An interesting issue arises from the juxtaposition of a couple of the readings. Connelly/Clandinin mention the issue which Nel Noddings raises: “that of using the narrative to situate ourselves in relation to the persons with whom we work (children as well as adults, I might add), to the ways in which we practice in a collaborative way, and to the ways all participants model, in their practices, a valuing and confirmation of each other.”

It’s this business of situating ourselves, that we have to keep in focus. That’s at the heart of what we’re attempting. The thing I find interesting in Connelly/Clandinin’s work, however, is how they do none of this themselves—they keep telling us how to do narrative inquiry, but I have never seen a narrative inquiry of theirs—of teachers they work with, but nothing they’ve written about their own work. Hence, their admonishing the reader to remember it’s important that the researcher listen first to the practitioner’s story.

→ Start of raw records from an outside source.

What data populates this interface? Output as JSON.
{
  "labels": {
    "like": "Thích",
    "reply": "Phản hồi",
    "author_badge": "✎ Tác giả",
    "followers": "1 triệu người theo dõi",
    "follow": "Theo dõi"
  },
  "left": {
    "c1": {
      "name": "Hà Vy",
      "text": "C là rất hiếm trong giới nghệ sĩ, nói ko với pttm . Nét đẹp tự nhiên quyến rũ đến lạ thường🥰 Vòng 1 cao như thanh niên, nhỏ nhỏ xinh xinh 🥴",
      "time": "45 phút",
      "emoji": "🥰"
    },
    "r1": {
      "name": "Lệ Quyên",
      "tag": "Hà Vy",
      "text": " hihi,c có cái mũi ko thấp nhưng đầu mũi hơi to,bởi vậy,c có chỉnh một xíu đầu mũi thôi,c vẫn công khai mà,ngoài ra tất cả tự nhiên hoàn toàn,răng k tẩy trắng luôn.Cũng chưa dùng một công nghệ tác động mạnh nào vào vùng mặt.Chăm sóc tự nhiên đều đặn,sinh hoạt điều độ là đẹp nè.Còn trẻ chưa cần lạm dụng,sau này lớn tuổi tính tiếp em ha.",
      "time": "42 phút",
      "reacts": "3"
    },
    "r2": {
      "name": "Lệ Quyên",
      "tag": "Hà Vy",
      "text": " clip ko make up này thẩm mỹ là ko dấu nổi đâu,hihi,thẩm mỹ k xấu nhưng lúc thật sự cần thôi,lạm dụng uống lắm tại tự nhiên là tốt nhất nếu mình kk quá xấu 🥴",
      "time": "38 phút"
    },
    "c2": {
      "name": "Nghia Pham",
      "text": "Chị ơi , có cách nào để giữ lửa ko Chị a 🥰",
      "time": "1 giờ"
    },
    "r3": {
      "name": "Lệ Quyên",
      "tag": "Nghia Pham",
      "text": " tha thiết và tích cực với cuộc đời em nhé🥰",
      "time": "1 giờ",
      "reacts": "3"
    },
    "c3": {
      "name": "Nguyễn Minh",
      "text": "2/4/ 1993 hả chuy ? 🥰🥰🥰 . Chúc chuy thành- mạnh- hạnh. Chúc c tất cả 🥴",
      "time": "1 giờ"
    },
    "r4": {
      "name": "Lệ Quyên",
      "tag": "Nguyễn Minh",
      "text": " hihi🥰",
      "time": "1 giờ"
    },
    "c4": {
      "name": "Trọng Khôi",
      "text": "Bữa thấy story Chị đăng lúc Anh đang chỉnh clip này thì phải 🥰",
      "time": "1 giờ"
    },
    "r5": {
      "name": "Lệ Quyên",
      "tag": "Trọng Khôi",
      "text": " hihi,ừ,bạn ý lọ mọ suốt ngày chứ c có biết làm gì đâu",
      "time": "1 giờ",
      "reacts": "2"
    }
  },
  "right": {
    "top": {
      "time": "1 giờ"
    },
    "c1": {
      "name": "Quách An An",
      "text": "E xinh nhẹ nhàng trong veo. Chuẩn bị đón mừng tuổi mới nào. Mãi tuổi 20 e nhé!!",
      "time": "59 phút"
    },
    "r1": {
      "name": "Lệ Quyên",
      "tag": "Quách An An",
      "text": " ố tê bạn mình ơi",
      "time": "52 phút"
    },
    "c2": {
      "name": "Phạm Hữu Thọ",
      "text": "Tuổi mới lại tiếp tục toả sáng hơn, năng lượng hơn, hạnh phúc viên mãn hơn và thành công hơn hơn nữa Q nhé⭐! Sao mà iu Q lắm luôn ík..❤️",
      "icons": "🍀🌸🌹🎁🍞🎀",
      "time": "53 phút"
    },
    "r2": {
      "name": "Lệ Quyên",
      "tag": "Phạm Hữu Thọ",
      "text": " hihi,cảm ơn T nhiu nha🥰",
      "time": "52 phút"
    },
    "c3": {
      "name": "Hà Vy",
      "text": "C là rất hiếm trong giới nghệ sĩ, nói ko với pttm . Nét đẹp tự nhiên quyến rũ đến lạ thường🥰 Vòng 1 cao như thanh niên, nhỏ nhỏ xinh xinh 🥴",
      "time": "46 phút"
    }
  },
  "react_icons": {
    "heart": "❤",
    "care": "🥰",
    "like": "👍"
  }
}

In our work, the researcher is the practitioner. We’re researching ourselves, trying to situate ourselves in what we do.

This situating ourselves is what Bruner refers to as a constructivist position. That is we’re attempting to tell ourselves our own stories, to construct them from fragments of evidence, both present and past. The challenge, I believe, as he mentions at the end of his piece, is that the ways “of conceptualizing that with (our stories) become so habitual that they finally become recipes for structuring experience itself."

We’re trying to use our narrative accounts to break that habitual conceptualizing. We’re trying to see ourselves with new eyes, in new ways and so to construct a new perspective on who we are and on our work.